The outcry over the "43-hour" justice minister, Ahn Dong-su, and subsequent calls from the junior ranks of the ruling Millennium Democratic Party for reform are nearing an end. During a closed-door workshop held Thursday night, ruling party lawmakers appeared to have said everything they ever wanted to say.

They called for shuffling the party leadership and the Blue House aides and getting rid of secret channels for naming government officials. They demanded an overhaul of the way the country is managed and drastically changing the system by which the country is governed. Some lawmakers even questioned the justification for the alliance with the United Liberal Democrats and the Democratic People's Party. There was almost nothing left unsaid. The ball is now in President Kim Dae-jung's court.

There are several things that the ruling party leadership should keep in mind as they ponder ways to resolve the current political crisis. First of all, the workshop last night should not be taken only as a venue for cathartic relief. If the leadership thought the party would now return to normal because all complaints were voiced, subsequent internal feuds will follow. In addition, they should not feel relief and believe that all debates will now take place within an official framework, because the debate over running the country took place at a party workshop. To prevent junior lawmakers from making a fuss outside the party, there needs to be an official route through which their opinions can reach the president anytime. The criticism by some lawmakers that the junior lawmakers did not follow proper procedure in voicing their opinion should not be exaggerated and misinterpreted. The Donggyo-dong faction - the most loyal followers of President Kim Dae-jung - praised an up-and-coming lawmaker's remark that the junior lawmakers' moves "shook the order of the party and the prestige of the party chairman." How can the faction dream of becoming the leaders of the future with such an anachronistic mindset?

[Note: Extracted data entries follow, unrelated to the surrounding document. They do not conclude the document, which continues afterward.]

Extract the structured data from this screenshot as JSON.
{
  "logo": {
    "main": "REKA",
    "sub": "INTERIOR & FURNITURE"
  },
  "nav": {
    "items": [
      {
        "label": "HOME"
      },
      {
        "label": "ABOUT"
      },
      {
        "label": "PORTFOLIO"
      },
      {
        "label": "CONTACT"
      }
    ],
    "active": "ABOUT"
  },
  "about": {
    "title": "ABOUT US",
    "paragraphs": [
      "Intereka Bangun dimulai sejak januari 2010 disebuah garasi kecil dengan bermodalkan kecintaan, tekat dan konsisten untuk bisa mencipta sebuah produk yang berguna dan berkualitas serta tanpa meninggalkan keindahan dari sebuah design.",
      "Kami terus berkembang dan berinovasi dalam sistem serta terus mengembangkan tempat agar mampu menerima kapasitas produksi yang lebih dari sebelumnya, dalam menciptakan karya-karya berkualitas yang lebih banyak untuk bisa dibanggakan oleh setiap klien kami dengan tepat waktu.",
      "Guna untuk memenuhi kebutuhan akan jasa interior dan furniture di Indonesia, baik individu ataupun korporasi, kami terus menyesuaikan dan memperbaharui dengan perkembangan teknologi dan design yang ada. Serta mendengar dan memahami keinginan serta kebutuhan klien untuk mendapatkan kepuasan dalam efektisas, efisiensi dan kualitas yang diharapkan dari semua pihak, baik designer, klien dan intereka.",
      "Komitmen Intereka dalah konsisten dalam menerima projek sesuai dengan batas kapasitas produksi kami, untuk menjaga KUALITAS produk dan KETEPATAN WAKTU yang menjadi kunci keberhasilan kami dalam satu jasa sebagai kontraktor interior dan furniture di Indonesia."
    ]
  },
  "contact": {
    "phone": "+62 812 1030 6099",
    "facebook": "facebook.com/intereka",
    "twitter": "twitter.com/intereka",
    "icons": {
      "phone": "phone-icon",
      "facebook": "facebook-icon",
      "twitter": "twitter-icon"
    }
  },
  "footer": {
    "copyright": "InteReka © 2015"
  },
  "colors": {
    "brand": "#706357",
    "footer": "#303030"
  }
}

Such a way of thinking fails to realize that the workshop would never have taken place were it not for the junior lawmakers' action despite the crushing defeat in the April 26 by-elections and the controversy over Mr. Ahn. The junior lawmakers took the radical move because the official channels at the party and the Blue House were clogged. Preventing the relationship between the party and the Blue House from becoming antagonistic because of the incident is also important. The Blue House aides are already upset that the junior lawmakers called on them to shoulder responsibility. The conflict between the two groups should be prevented because it could seriously disrupt the leadership of President Kim Dae-jung.

The direction that the ruling camp should take is apparent. It needs to think about ways to calm public opinion and forget about the power struggle and personal relationships within the party. The party leadership may be tempted to wrap up the incident by firing officials here and there. But such makeshift measures will only help make things worse allowing a small water hole to grow large enough to demolish the dam. A wrong solution to the incident will only hasten further estrangement from the people and the lame-duck phenomenon for the president. We are concerned that the president's decision not to accept the resignation of party chairman Kim Joong-kwon may be indicative of his resolve to minimize dismissals. To turn a crisis into an opportunity, an acceptable level of officials must be shuffled and the governing system should be overhauled.